From Form to Function: Detecting the Affordance of Tool Parts using Geometric Features and Material Cues

Thumbnail Image
Publication or External Link
Myers, Austin Oliver
Aloimonos, Yiannis
Fermuller, Cornelia
With recent advances in robotics, general purpose robots like Baxter are quickly becoming a reality. As robots begin to collaborate with humans in everyday workspaces, they will need to understand the functions of objects and their parts. To cut an apple or hammer a nail, robots need to not just know a tool’s name, but they must find its parts and identify their potential functions, or affordances. As Gibson remarked, “If you know what can be done with a[n] object, what it can be used for, you can call it whatever you please.” We hypothesize that the geometry of a part is closely related to its affordance, since its geometric properties govern the possible physical interactions with the environment. In the first part of this thesis, we investigate how the affordances of tool parts can be predicted using geometric features from RGB-D sensors like Kinect.

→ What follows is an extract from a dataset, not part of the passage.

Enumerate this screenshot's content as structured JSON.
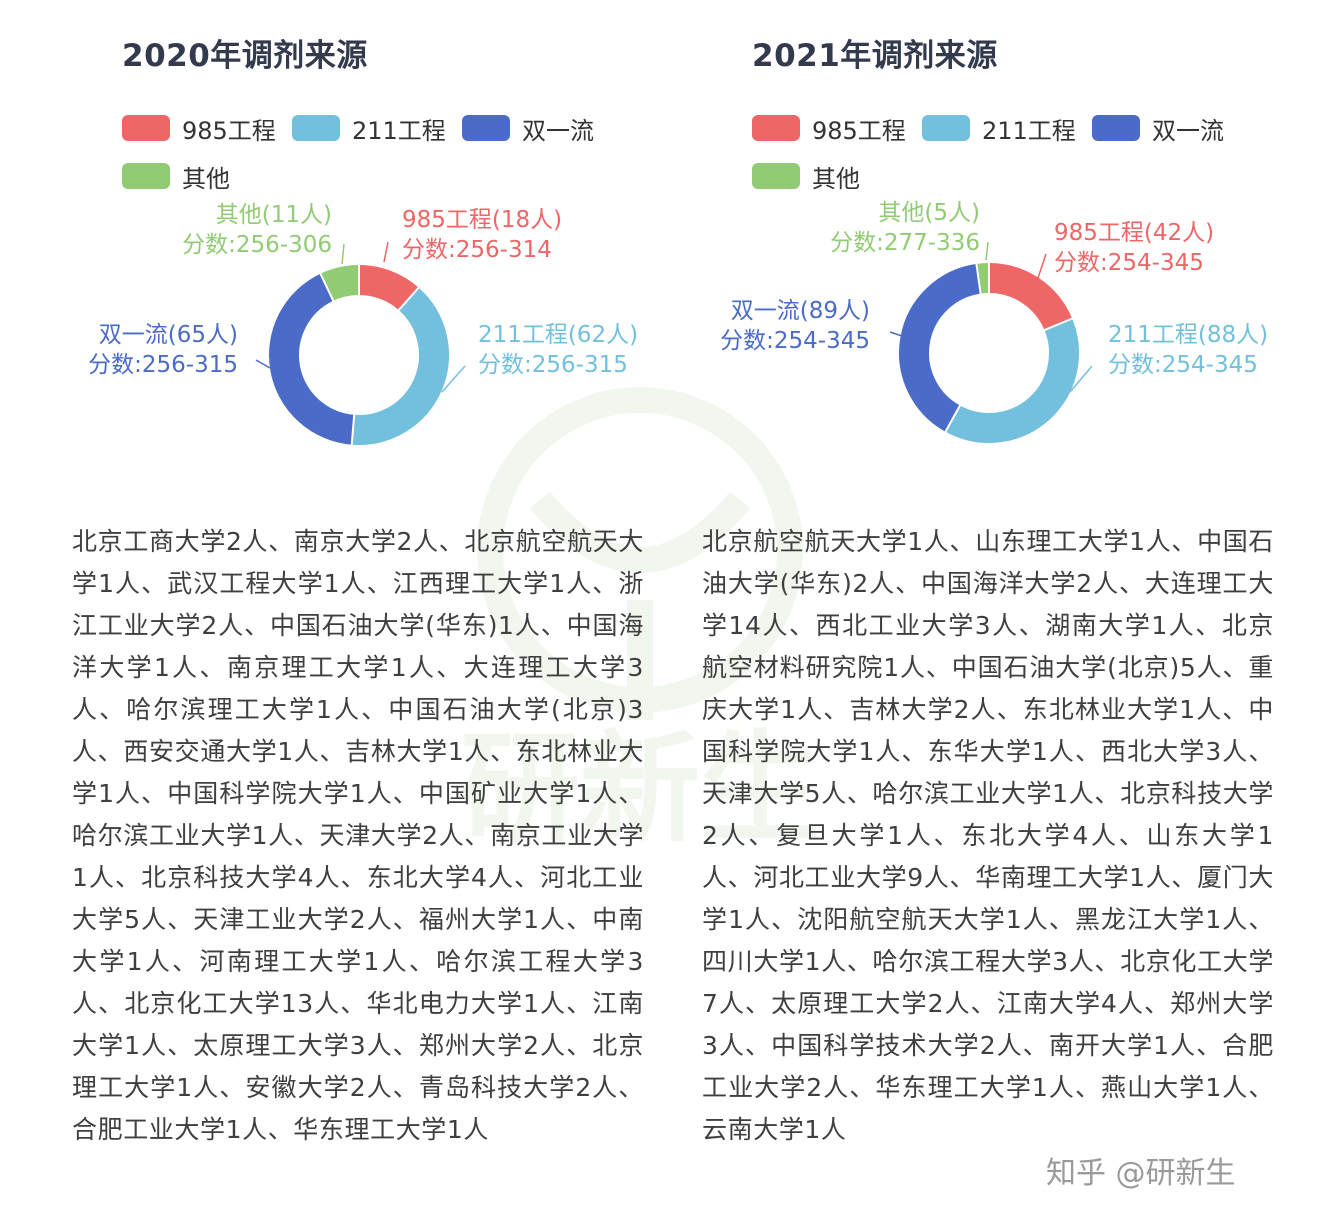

We develop several approaches to learn affordance from geometric features: using superpixel based hierarchical sparse coding, structured random forests, and convolutional neural networks. To evaluate the proposed methods, we construct a large RGB-D dataset where parts are labeled with multiple affordances. Experiments over sequences containing clutter, occlusions, and viewpoint changes show that the approaches provide precise predictions that can be used in robotics applications. In addition to geometry, the material properties of a part also determine its potential functions. In the second part of this thesis, we investigate how material cues can be integrated into a deep learning framework for affordance prediction. We propose a modular approach for combining high-level material information, or other mid-level cues, in order to improve affordance predictions. We present experiments which demonstrate the efficacy of our approach on an expanded RGB-D dataset, which includes data from non-tool objects and multiple depth sensors. The work presented in this thesis lays a foundation for the development of robots which can predict the potential functions of tool parts, and provides a basis for higher level reasoning about affordance.